Congressman Coble discusses clinical law programs with Elon Law students
U.S. Representative Howard Coble, dean of the North Carolina delegation to Congress, met with Elon Law students on November 9 to discuss the school's clinical law programs in juvenile justice mediation and wills drafting.
Elon Law's Juvenile Justice Intervention and Mediation Clinic, established in August of 2009, is funded in part by a $223,000 grant from the U.S. Office of Juvenile Justice and Delinquency Prevention. Congressman Coble was instrumental in obtaining these funds.
George R. Johnson, Jr., dean of Elon University School of Law, said that the federal funds provided for the program would help students and clients throughout the region.
"On behalf of the faculty, students, and administration of Elon Law, I thank Congressman Coble for his efforts to obtain these funds to support Elon Law's new Juvenile Justice Intervention and Mediation Clinic," Johnson says. "Congressman Coble's efforts were important in the creation of this clinic, and our students, as well as the clients they serve, will benefit from these resources."
The clinic allows law students to provide mediation services for victims and offenders in juvenile crime cases as an alternative to criminal prosecution. During Coble's visit, law students described the value of the Juvenile Justice Clinic, emphasizing the concept of restorative justice.
"The focus is not just on the offender, but also on the victim, integrating them into the whole process and giving them a voice in the outcome of the case, bringing back a sense of empowerment to them, seeking to heal the damage done to all the parties," said third year law student Jessica Cooper.
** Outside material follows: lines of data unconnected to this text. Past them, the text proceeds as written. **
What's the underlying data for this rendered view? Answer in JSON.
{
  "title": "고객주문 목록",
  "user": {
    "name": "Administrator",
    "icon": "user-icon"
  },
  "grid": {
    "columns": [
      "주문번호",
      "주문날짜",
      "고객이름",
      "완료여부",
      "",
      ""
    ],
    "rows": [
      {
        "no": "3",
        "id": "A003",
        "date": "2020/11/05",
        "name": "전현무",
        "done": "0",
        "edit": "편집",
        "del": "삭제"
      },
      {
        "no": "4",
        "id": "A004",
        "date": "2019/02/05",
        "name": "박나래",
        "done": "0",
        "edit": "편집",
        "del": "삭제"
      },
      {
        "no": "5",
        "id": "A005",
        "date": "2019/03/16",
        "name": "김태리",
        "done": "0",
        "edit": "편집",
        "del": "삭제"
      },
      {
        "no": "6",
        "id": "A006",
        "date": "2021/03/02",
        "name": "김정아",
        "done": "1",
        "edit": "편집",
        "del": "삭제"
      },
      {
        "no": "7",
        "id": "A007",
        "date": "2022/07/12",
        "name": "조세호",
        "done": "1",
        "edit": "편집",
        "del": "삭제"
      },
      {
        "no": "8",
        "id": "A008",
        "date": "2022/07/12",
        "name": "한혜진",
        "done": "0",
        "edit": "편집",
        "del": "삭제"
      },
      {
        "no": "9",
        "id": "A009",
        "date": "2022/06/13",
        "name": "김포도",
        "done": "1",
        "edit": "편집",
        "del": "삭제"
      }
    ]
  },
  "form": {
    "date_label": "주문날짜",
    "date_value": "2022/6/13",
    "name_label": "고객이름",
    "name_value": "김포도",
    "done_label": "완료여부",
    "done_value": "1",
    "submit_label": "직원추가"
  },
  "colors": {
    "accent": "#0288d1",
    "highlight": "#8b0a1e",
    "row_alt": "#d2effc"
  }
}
Coble, the ranking member of the House Subcommittee on Courts and Competition Policy and a member of both the Greensboro Bar Association and the North Carolina Bar Association, expressed confidence in the law school and its program of study.
"I'm excited about Elon Law," Coble said. "I appreciate what all of you are doing and achieving here. I encourage you to thank your professors, who are interested in nurturing you and bringing you along in the practice of law."
The Juvenile Justice Clinic currently serves Guilford County, Judicial District 18, and will serve Alamance County, Judicial District 15A, in future years. Elon Law will partner with numerous organizations to operate a clinic that meets the needs of the community, including Guilford County Schools, regional courts, district attorneys, police and social services departments, and non-profit organizations in the region working to address juvenile delinquency.
Third year law student Greg Evans spoke with Coble about the educational value of the clinical programs at Elon Law.
"Here, we're actually learning the how to practice law," Evans said. "I feel completely confident, the day after I get sworn in, meeting with a client and drafting any of these documents for them. That's a great feeling to have, knowing that when I graduate I can actually do something as opposed to knowing the rules and then going out and meeting with people and trying to figure out how to do it."
The Juvenile Justice Clinic is Elon Law's second clinical law program, joining the law school's Wills Clinic. Elon Law also houses an externship program that includes a Housing and Domestic Relations Field Placement program, operated in partnership with Legal Aid of North Carolina, and Judicial and Criminal Law externship programs with courts and public defenders offices across North Carolina.